Our seamless stories workflow in practice
An evaluation project about gender gaps faced by women pursuing STEM careers at DuocUC.
Automating chat interviews with Qualia. Then using Causal Map to make sense of them. In-depth research was never this easy! A case study from Chile.
At Causal Map we're thrilled because our seamless AI-supported workflow is finally coming together. Recently we helped colleagues at a University in Chile to complete a qualitative, explorative evaluation of the impact of a programme, using our automated interviewer Qualia to conduct the interviews and Causal Map to make sense of them.
This workflow means you can do in-depth research so much more quickly and cheaply than before while maintaining depth and quality, opening up new possibilities for understanding complex social issues.
Background
DuocUC, a higher education institution in Chile, hired our consultancy to conduct QuIP-style interviews with Qualia and analyse them using the Causal Map app. The interviews were motivated by concerns about the gender gaps faced by women pursuing STEM careers at the university.
This study has been developed in the quality assurance department, as part of the institutional evaluation strategies, led by Felipe Rivera, Head of Academic Quality Evaluation.

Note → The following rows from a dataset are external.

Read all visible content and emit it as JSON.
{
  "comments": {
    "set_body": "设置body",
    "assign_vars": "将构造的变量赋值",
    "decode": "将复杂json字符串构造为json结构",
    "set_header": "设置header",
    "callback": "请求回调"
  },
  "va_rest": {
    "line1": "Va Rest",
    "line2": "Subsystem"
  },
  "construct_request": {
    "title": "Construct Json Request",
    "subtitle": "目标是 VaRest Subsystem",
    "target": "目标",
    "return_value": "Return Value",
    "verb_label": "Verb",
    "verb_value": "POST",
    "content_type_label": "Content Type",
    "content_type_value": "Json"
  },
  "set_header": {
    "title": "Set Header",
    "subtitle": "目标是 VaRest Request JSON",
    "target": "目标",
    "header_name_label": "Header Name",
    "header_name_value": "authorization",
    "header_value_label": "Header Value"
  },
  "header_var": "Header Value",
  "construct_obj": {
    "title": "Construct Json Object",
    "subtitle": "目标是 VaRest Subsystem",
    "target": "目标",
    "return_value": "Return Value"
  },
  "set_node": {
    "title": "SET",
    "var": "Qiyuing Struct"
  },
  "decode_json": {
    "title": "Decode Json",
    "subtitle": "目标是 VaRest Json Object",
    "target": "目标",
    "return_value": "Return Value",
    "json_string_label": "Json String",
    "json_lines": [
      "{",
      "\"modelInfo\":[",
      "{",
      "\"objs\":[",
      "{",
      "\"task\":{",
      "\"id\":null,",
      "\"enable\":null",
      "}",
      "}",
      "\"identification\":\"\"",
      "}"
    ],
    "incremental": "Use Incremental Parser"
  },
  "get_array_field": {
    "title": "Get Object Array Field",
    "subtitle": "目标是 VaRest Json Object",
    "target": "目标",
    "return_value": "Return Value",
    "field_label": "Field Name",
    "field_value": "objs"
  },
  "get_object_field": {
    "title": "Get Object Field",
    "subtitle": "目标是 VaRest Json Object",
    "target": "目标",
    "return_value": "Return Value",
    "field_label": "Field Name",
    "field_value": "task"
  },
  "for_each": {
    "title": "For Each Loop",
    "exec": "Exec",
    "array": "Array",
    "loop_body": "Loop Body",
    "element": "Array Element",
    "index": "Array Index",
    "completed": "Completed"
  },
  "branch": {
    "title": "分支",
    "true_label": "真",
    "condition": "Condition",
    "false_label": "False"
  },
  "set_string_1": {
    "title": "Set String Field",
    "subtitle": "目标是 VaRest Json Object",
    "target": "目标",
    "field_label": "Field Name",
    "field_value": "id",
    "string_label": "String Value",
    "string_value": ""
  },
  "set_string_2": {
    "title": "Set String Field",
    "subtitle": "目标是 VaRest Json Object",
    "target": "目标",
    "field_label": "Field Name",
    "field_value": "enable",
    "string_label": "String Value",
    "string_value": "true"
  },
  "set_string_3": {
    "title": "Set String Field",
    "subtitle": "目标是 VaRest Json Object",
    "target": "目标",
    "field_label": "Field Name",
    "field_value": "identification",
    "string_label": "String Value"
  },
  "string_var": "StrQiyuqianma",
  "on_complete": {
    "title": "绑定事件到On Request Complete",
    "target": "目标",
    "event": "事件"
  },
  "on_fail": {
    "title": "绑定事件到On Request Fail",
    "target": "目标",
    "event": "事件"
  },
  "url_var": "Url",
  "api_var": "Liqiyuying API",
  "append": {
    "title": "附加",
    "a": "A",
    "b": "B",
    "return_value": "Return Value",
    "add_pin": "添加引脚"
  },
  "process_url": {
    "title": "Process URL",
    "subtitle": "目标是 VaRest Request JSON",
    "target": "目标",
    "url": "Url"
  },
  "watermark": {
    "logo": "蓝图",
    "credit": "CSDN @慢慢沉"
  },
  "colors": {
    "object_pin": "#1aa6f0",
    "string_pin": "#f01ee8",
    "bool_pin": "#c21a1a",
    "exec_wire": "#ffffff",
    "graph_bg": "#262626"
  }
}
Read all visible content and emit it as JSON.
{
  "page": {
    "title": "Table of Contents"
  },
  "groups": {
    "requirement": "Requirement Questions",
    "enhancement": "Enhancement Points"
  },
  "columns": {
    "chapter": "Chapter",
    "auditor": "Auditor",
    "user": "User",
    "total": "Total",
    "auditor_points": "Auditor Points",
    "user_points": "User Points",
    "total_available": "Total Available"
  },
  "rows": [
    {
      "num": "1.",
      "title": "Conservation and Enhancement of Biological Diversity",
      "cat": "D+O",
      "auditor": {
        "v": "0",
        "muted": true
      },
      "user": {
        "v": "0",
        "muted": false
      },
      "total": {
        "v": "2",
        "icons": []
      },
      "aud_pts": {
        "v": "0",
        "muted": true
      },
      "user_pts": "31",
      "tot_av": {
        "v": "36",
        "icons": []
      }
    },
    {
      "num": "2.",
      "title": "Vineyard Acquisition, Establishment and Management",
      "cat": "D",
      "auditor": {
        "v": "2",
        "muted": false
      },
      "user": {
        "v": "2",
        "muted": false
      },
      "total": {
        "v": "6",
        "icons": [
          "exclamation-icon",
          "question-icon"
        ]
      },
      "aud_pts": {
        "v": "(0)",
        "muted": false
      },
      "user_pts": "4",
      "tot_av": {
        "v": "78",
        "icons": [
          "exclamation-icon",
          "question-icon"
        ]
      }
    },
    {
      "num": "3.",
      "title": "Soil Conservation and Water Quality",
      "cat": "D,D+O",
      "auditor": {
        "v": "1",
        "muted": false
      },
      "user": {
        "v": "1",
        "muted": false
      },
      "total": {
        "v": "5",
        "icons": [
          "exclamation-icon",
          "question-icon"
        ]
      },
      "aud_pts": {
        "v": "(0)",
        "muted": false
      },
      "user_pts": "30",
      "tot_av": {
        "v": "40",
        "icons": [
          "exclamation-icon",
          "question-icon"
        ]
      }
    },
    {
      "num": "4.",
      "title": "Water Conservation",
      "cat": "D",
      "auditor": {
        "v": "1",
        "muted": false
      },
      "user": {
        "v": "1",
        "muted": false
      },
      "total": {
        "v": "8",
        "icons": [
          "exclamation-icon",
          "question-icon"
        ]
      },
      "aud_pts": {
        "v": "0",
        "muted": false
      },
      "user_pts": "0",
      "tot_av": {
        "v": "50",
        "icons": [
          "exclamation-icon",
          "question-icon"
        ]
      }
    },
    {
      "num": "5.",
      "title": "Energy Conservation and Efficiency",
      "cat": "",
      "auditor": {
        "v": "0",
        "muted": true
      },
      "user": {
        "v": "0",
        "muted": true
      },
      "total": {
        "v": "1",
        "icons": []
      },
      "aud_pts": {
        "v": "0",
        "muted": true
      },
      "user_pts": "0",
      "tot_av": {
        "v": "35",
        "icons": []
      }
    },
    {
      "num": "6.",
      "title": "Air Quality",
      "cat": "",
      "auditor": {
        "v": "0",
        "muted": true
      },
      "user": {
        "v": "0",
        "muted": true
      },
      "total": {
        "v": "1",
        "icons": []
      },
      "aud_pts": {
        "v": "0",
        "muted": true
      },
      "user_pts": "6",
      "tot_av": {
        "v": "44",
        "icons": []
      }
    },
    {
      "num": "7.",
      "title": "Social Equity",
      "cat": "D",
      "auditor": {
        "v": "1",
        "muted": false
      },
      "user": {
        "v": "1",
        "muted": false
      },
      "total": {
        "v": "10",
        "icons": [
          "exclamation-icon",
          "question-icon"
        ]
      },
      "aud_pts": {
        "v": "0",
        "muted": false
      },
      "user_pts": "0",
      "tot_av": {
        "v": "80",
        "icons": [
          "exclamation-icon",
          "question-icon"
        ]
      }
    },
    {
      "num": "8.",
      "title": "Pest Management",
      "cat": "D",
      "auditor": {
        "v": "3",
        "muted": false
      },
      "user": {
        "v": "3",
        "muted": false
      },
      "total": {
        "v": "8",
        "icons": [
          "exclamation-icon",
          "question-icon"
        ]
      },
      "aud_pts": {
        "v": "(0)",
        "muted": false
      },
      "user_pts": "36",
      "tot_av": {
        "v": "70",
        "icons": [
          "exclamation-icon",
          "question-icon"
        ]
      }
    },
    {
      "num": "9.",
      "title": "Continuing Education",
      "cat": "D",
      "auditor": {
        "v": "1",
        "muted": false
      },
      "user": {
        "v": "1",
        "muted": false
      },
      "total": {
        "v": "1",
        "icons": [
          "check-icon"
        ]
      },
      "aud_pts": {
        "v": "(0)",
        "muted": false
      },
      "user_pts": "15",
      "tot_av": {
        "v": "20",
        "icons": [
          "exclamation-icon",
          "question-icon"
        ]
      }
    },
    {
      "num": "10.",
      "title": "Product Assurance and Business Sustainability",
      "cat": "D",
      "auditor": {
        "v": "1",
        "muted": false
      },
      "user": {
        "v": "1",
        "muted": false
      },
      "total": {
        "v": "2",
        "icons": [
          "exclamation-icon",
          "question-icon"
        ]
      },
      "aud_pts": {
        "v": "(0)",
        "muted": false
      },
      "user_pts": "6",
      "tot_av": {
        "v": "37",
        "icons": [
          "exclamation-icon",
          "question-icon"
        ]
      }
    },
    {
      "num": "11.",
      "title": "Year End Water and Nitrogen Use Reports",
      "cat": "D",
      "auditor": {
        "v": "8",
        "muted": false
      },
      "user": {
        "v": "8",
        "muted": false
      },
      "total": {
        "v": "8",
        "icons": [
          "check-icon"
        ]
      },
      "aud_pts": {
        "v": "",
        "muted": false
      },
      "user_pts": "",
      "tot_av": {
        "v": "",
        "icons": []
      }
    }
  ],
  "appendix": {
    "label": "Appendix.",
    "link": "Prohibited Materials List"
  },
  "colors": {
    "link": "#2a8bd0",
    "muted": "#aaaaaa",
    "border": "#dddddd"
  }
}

We had a first meeting to understand what they wanted to find out, their research questions and the scope of the study and to determine the domains in which the interviews would be conducted.
After this, we started writing the instructions for Qualia to conduct the interviews, having a few iterations with the client’s team to come up with an interview structure that would suit them.
Step 1: Setting up the interview in Qualia
- The instruction for the AI interviewer was similar to the instructions you could give to a human interviewer. And both the interview instructions and the interviews itself were conducted in Spanish.
- The AI asked questions about changes in 3 domains: educational experiences, professional development and relationship dynamics.
- We used GPT-4o which is the best AI model to date.
Step 2: Collecting stories with Qualia
- We sent the interview link to 50 people and were able to collect 32 interviews.
- We created special individual links to be able to track the interviews:
- At Qualia, we don’t store personally identifying information at all. But we can add a personalised key like &key=0003 to the end of each individual invitation, so it looks like e.g. https://go.qualiainterviews.com/?interview=school-quip&key=0003
- And this allowed the researchers to keep track of who they sent which invitation to, so that they knew that e.g. key 0003 belongs to Claudia.
- We downloaded the interview results from Qualia and uploaded them into Causal Map.
Step 3: Analysing stories with Causal Map
- We used AI (GPT-4o) to identify each and every causal link in the interviews, and for each link, to label the cause and effect.
- We used a “radical zero-shot” approach in which the AI is given no codebook and is simply told to invent its own codes (in Spanish). We gave the AI context about the project.
- We found 251 causal links mentioned by the respondents
- Then we also auto-coded the sentiment of each link in order to show which contributions were “positive” (blue arrowheads) and which were "negative" (red arrowheads).
Step 4: Answering research questions with Causal Map
- Once the coding was done, we used the filters in the app to create different maps that answered their research questions:
- “What was the immediate impact on the respondents’ lives because of gender discrimination?”
- “What is the causal network from gender discrimination?”
- “What are the most mentioned factors by the sources?”
- We also used the ‘AI Answers’ feature to help us understand more about the interviews
- This functionality allows you to ask questions about all the text in your file.
- It is completely independent of causal coding. It will work just as well without causal coding.
See what Javiera Cienfuegos, Senior Researcher of the evaluation project, has to say:
"The type of questions that were asked "what causes what", were equally linked to methodological innovation. The results were able to portray how gender barriers are intertwined in domains ranging from higher STEM education to the performance of new professionals and technicians once they enter the labour market, reaching deeper explanations and social impact.”